This handles one part of the scheduling problem (an autoscaler is unable to launch new capacity) but doesn't handle the case where an autoscaler launches new capacity, but its degraded in some way (e.g. node is ready, but all pods that schedule to the new node fail due to some other sort of issue affecting the topology domain). Has there been any thoughts on allowing overriding scheduling restrictions during gray failures?

When thinking on it, I was considering a CRD that a user could create to indicate to the scheduler/autoscaler/anyone else that a particular topology domain is now invalid and shouldn't count for topology spread purposes, and no pods should be scheduled to that domain.

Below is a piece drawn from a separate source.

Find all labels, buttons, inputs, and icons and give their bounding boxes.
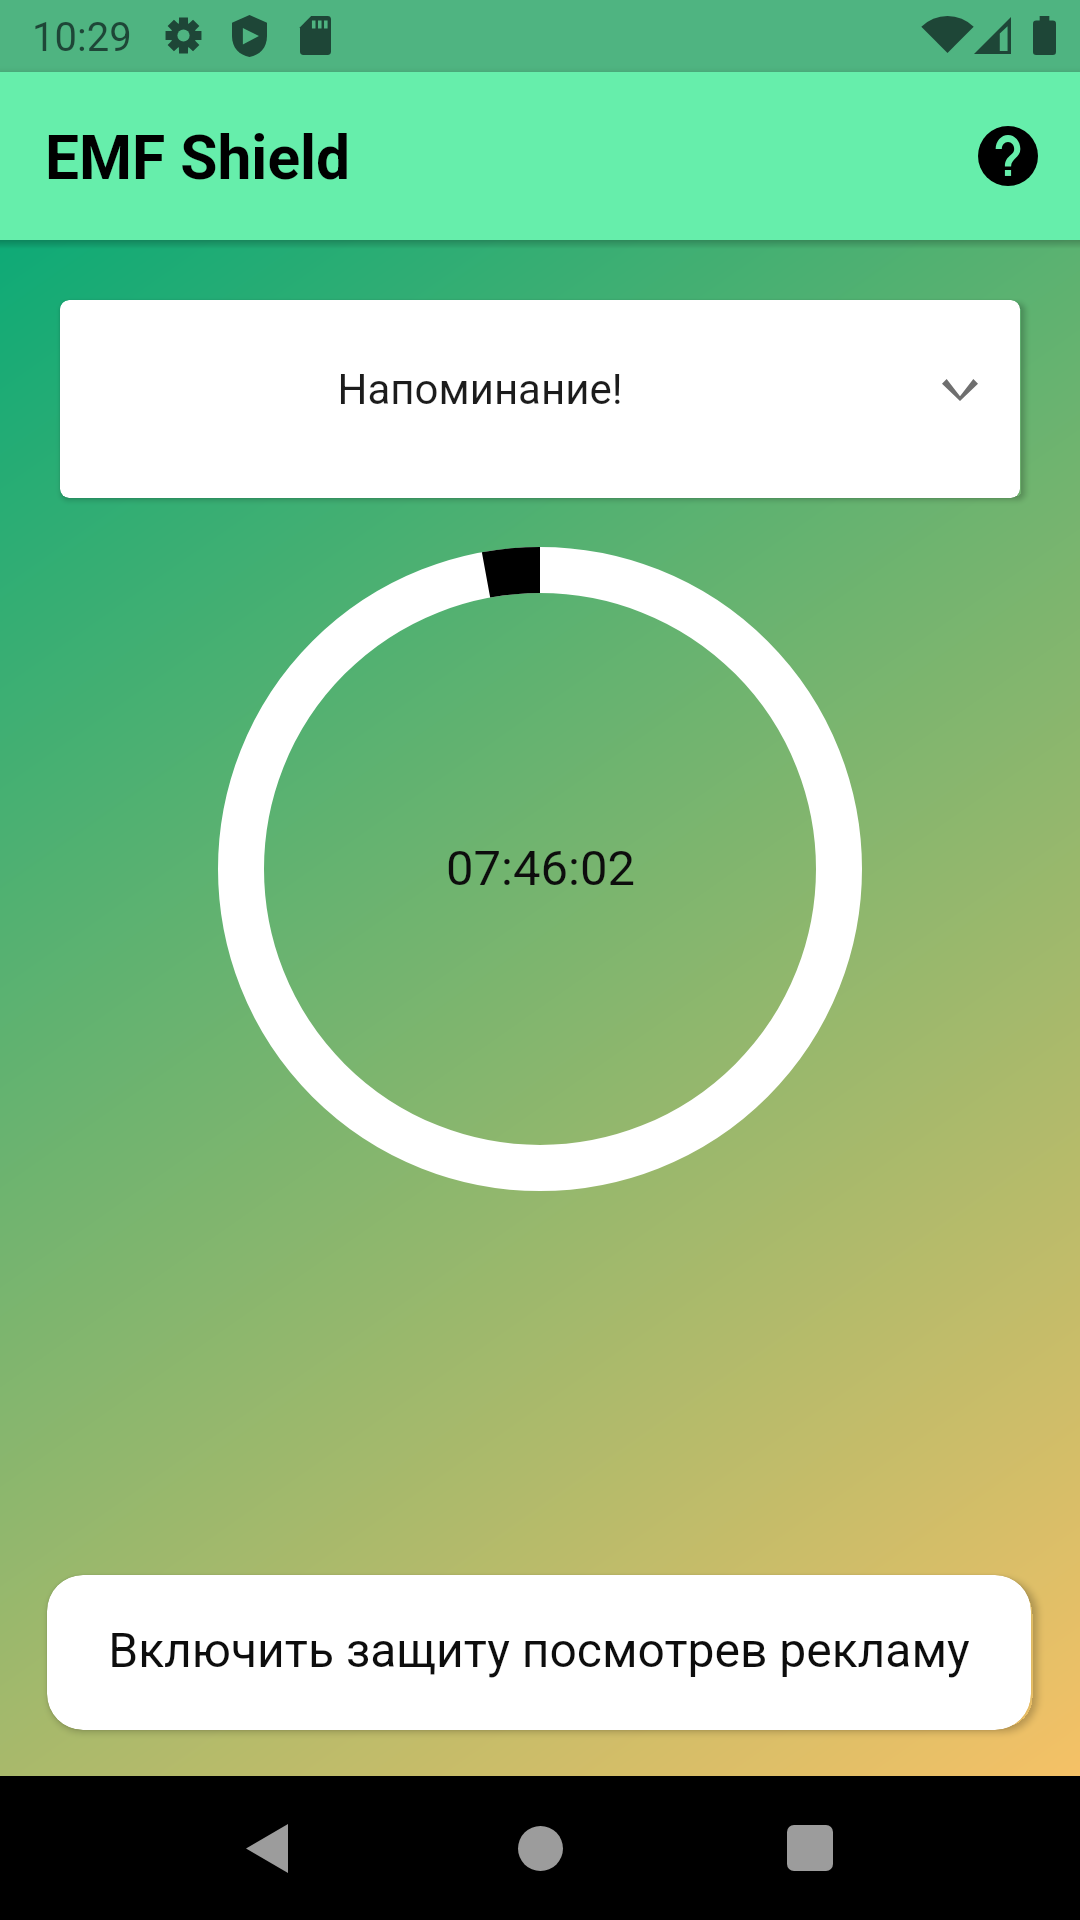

Autoscalers could read the same CRD and avoid attempting to scale up nodes in that domain as well.

There are a few other advantages to being able to imperatively indicate to multiple consumers that a topology domain is bad:

ellistarn commented 11 months ago

Replicaset Spread

That brings me to the controversial question: wouldn't it be better to solve this at Deployment/ReplicaSet/StatefulSet/etc level instead? Any such controller could target pod to specific zones (ex. by setting nodeSelector for different zones) and it could continuously reconcile the number of pods in each zone. This would also address the problem of timeout - we could fallback to a different zone after a relatively short timeout, knowing that we can always restore the spreading as soon as the capacity becomes available.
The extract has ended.